The last thing left to do is to drill the holes for the rare earth magnets. One magnet in the base and one in the lid will hold the box closed nicely. The rare earth magnets are really strong for their size. I use a 6x3mm magnet. I use a 1/4″ Forstner bit as it is the closest bit I have to 6mm. Chuck the bit in the drill press and set the fence so the hole will be about equidistant from the groove to the start of the round over. Set the depth a hair deeper than the thickness of the rare earth magnet. Drill a piece of scrap to test the hole is the right depth. Set a stop block 3 1/4″ from the center of the bit.
The base and lid are now ready for sanding and finishing. I find it easier to sand and finish the boxes before I glue in the hinges or the magnets.
A few tips about gluing in the hinges:
- Don’t use CA to secure them. It will drip down and glue the hinges shut. Don’t ask me how I know this!
- Use just a drop of 5 min epoxy. If you use to much it will overflow the hole and glue the hinges. Don’t ask me how I know this!
- Do a couple of dry runs inserting the hinges in the base and lid before you apply the epoxy. Don’t ask me how I know this!
- After you have epoxied the hinges in, open and close the box a couple of times before the epoxy dries. This will ensure the hinges are aligned properly so that the box can open and close.

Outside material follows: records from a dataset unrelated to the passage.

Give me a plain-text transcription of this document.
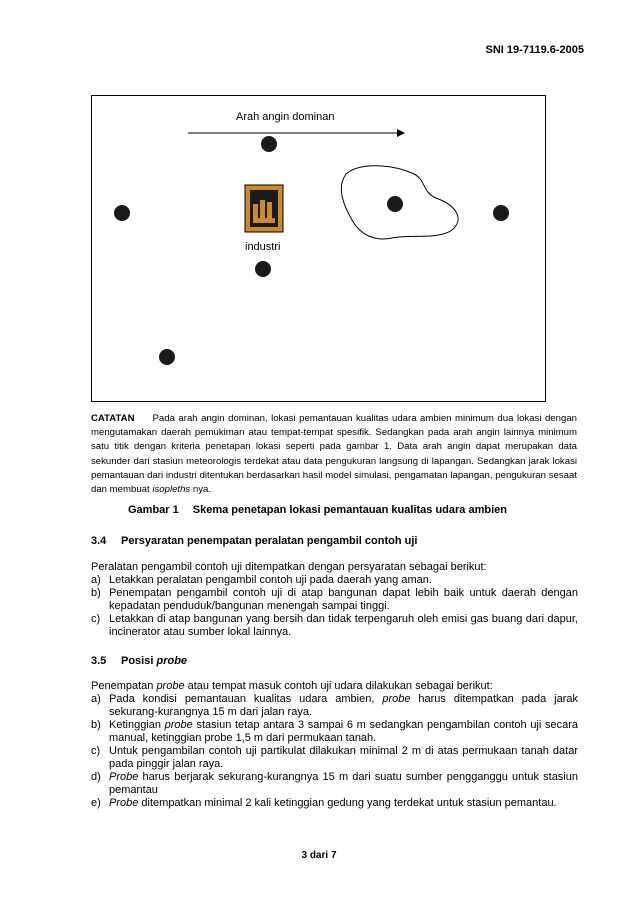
SNI 19-7119.6-2005
Arah angin dominan
industri
CATATAN Pada arah angin dominan, lokasi pemantauan kualitas udara ambien minimum dua lokasi dengan mengutamakan daerah pemukiman atau tempat-tempat spesifik. Sedangkan pada arah angin lainnya minimum satu titik dengan kriteria penetapan lokasi seperti pada gambar 1. Data arah angin dapat merupakan data sekunder dari stasiun meteorologis terdekat atau data pengukuran langsung di lapangan. Sedangkan jarak lokasi pemantauan dari industri ditentukan berdasarkan hasil model simulasi, pengamatan lapangan, pengukuran sesaat dan membuat isopleths nya.
Gambar 1 Skema penetapan lokasi pemantauan kualitas udara ambien
3.4 Persyaratan penempatan peralatan pengambil contoh uji
Peralatan pengambil contoh uji ditempatkan dengan persyaratan sebagai berikut:
a) Letakkan peralatan pengambil contoh uji pada daerah yang aman.
b) Penempatan pengambil contoh uji di atap bangunan dapat lebih baik untuk daerah dengan kepadatan penduduk/bangunan menengah sampai tinggi.
c) Letakkan di atap bangunan yang bersih dan tidak terpengaruh oleh emisi gas buang dari dapur, incinerator atau sumber lokal lainnya.
3.5 Posisi probe
Penempatan probe atau tempat masuk contoh uji udara dilakukan sebagai berikut:
a) Pada kondisi pemantauan kualitas udara ambien, probe harus ditempatkan pada jarak sekurang-kurangnya 15 m dari jalan raya.
b) Ketinggian probe stasiun tetap antara 3 sampai 6 m sedangkan pengambilan contoh uji secara manual, ketinggian probe 1,5 m dari permukaan tanah.
c) Untuk pengambilan contoh uji partikulat dilakukan minimal 2 m di atas permukaan tanah datar pada pinggir jalan raya.
d) Probe harus berjarak sekurang-kurangnya 15 m dari suatu sumber pengganggu untuk stasiun pemantau
e) Probe ditempatkan minimal 2 kali ketinggian gedung yang terdekat untuk stasiun pemantau.
3 dari 7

Don’t ask me how I know this!
A few tips about gluing in the magnet:
- There is a right side and a wrong side to each magnet. One side will attract another magnet and the other side will repel another magnet. Make sure you have the sides with the attraction or your box will not close. Don’t ask me how I know this!
- Edit 05/01/2011 A readers comment: “To make sure I got the rest of magnets the right way around in the remaining boxes, I arranged the magnets in pairs, stuck together, and then used a perminant marker to put a small dot on the outside edges – i.e. the edges that go into the holes. It was then easy to identify the ‘right’ side of the magnets.”
- Put a drop of CA in the hole in the base and set the magnet in the hole. Wait until the CA has dried, orientate the box so the lid is now flat and then glue the magnet in the lid. Don’t try and glue both magnets in at the same time, the CA glue will drip out the hole, the magnets will try suck each other out the holes and it is pretty much a nightmare. Don’t ask me how I know this!
As you can tell, I’ve ruined a few boxes trying to glue the hinges and magnets in. Just take it slowly and do a few dry runs.